The SDLP has refuted claims that plans by the Irish police to close the border to non-essential travel from 7am on Monday amounts to a 'hard border'.
Unionist politicians, however, said the Garda action undermined Irish Government claims the border could not be policed.
Northern Ireland holiday makers heading to Dublin airport could be hit with a €100 fine from Monday and the new measures will apply to anyone who is "not ordinarily resident" in the Republic.
Buses and trains will also be checked, a Garda spokesperson said, and stressed that fines will be only be enforced as a last resort.
The force explicitly warned that travel to airports to go on holiday was "non-essential".
"An Garda Síochána is also continuing to conduct checkpoints on access roads to airports and ports, as well as in departure areas, to check on whether people travelling to these locations are undertaking an essential journey.
"Travelling to an airport or port to take a holiday abroad is not an essential journey," the Garda said in a statement.
The force said if enforcement is required a fixed payment notice for €100 will be issued to each person who is in breach of the regulation.
The new rules mean the Garda can turn back day-trippers from Northern Ireland.
Under the Republic's current Covid-19 restrictions, travel is restricted to within 5km of a person's home except for essential reasons.
People travelling to an airport or port to take a holiday abroad may also be liable for a €500 fine.
Matthew O’Toole MLA, the SDLP Brexit spokesman, denied claims the move amounts to a hard border on the island of Ireland.
"Garda are enforcing rules on non-essential travel rules - as they are also doing between counties in the Republic - is clearly not a hard border.
"Constantly amping up misinformation like this helps no one," he said.

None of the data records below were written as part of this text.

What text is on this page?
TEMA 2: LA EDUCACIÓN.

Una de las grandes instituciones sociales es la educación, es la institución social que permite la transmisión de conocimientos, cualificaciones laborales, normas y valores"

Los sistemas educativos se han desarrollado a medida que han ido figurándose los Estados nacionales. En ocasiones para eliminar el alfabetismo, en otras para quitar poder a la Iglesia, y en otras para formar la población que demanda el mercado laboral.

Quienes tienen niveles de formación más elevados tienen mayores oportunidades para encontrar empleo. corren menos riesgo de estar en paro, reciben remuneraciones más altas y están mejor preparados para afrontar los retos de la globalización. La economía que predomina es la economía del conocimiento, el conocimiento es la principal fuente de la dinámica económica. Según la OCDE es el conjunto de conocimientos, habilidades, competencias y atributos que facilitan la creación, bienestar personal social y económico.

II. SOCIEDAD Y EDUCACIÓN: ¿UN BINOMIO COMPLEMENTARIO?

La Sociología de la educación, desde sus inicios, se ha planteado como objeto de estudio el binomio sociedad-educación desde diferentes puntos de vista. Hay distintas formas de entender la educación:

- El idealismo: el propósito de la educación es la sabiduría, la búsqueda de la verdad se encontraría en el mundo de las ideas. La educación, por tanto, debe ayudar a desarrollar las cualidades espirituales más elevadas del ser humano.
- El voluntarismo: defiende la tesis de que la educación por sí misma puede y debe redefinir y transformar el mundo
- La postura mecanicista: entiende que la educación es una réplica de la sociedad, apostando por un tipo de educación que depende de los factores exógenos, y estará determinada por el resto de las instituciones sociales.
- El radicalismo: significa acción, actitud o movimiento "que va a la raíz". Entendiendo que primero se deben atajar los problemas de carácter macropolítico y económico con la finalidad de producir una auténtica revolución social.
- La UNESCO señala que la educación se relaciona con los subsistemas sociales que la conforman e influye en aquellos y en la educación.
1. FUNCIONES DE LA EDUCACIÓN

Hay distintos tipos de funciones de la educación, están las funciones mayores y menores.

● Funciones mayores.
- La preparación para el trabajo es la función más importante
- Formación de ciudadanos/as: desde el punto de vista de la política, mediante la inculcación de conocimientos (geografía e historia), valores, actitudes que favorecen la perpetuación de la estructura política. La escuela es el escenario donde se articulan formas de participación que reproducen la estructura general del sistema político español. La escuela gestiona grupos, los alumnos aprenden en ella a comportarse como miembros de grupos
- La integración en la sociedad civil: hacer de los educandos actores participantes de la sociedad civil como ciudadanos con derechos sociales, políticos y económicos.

East Belfast MP Gavin Robinson, however, said: "This is a bit awkward for Simon Coveney and the 'no hard border' sledgehammer brigade.
"Seems like the RoI government is taking a decent go at hardening the existing international border between their country and Northern Ireland.
"It would seem the Republic can enforce a north-south border when it suits - which once again blows apart their arguments about the NI Protocol and it also demonstrates how hollow their antics have been for the last four years.
"The Irish position was never about the Belfast Agreement or peace. It was entirely self-serving.
"The border deniers will have been left scratching their heads on this one," the MP said.
UUP MLA Doug Beattie said the Garda move was "a game-changer".
"We have been told for four and a half years that not only can we not have a hard border, we cannot have a single camera on the border," he said.
"Within the past week we have seen that the EU is prepared to instigate a hard border and today we find the Garda are ready, willing and able to secure the border from 7am on Monday.
"This is an absolute game changer and means that the entire Brexit negotiations took place under false pretences. Given the fiasco that the Protocol has turned out to be, it is now time to reassess the situation.
"A border was put in the Irish Sea to placate those who promoted veiled threats of a potential return to violence should the hardening of the land border be considered. That has now been exposed as a sham. We must now negotiate an agreement which restores the trading links with the rest of the UK and undoes the damage done to the Belfast Agreement by the Protocol."